Tens of thousands of Jacaranda trees have once again, as they do religiously this time of the year, bloomed all over Pretoria and turned the face of the city purple. It is estimated that there are almost 70 000 Jacarandas grown around this city’s many streets, parks and gardens which bloom from late September to early December, leading to the city coining the name “the Jacaranda City”.

Jacarandas are not indigenous to South Africa and are believed to have been imported from Brazil to South Africa in 1829. Some of the oldest Jacarandas in Pretoria can be found around Bosman and Cilliers Streets, where some of the first Jacaranda trees in the city were planted. There is also a claim that the biggest and oldest Jacaranda in Pretoria can be found on the corner of Eastwood and Stanza Bopape (old Church Street). If you are on one of the northern viewpoints of Klapperkop, you will also be able to spot a line of white trees along the foot of Klapperkop’s northern slope. This is Herbert Baker Street in Groenkloof, which has a row of almost 100 white trees. These trees are also Jacarandas, but have a pure white flower instead of a purple one. They are said to be sterile and are a cultivar of the main species.

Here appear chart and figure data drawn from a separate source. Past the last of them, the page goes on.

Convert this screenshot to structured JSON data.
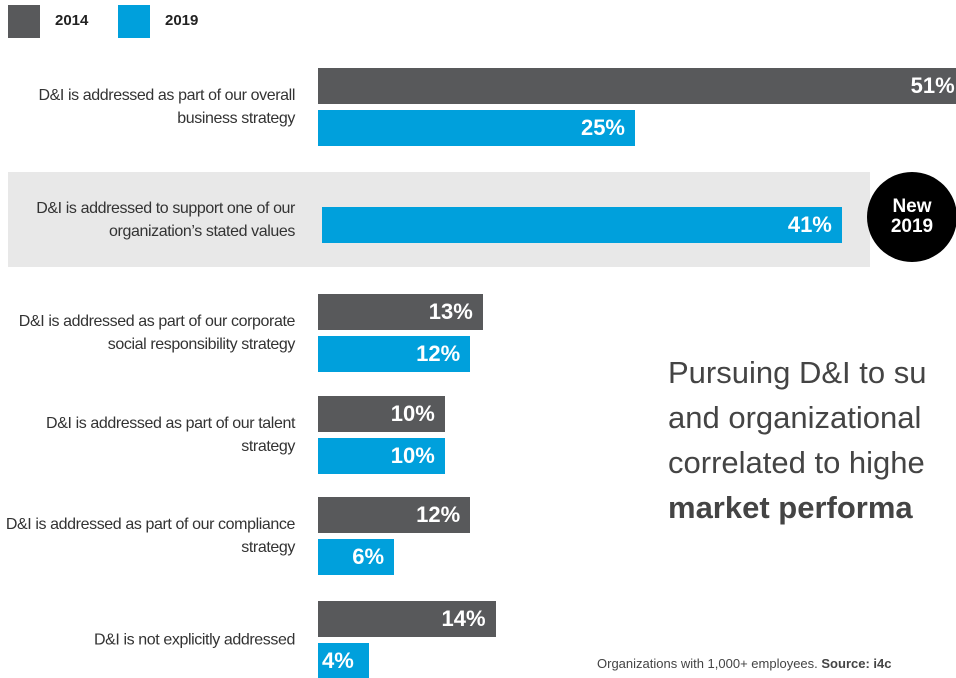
{
  "chart_data": {
    "type": "bar",
    "orientation": "horizontal",
    "categories": [
      "D&I is addressed as part of our overall business strategy",
      "D&I is addressed to support one of our organization’s stated values",
      "D&I is addressed as part of our corporate social responsibility strategy",
      "D&I is addressed as part of our talent strategy",
      "D&I is addressed as part of our compliance strategy",
      "D&I is not explicitly addressed"
    ],
    "series": [
      {
        "name": "2014",
        "color": "#58595b",
        "values": [
          51,
          null,
          13,
          10,
          12,
          14
        ],
        "value_labels": [
          "51%",
          null,
          "13%",
          "10%",
          "12%",
          "14%"
        ]
      },
      {
        "name": "2019",
        "color": "#00a0dc",
        "values": [
          25,
          41,
          12,
          10,
          6,
          4
        ],
        "value_labels": [
          "25%",
          "41%",
          "12%",
          "10%",
          "6%",
          "4%"
        ]
      }
    ],
    "highlight_category": 1,
    "badge": "New 2019",
    "callout": [
      "Pursuing D&I to su",
      "and organizational",
      "correlated to highe",
      "market performa"
    ],
    "footnote": "Organizations with 1,000+ employees.",
    "source": "Source: i4c"
  }
}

If you want to maximise on the Jacaranda-viewing experience, why not park at the Union Buildings and take a stroll east of the buildings along Government Avenue. This street is one of the few, if not only, places in Pretoria where each pavement has a double row of Jacarandas. The reason for this are that they were to provide shade for government officials walking to the Union Buildings from Bryntirion Estate. Another option for Jacaranda viewing would be to take a slow drive through Arcadia, past Loftus stadium and through Sunnyside and Brooklyn where many of the streets form a closed canopy of purple.

Pretoria’s residents (and visitors alike) love the Jacarandas and students from the universities in the city have a belief that if you are studying for your final year exams and a blossom falls on your head, it means you will pass your exams with flying colours. So why not visit the City of Tshwane this time of the year to have your own unique experience of this “Jacaranda phenomenon”.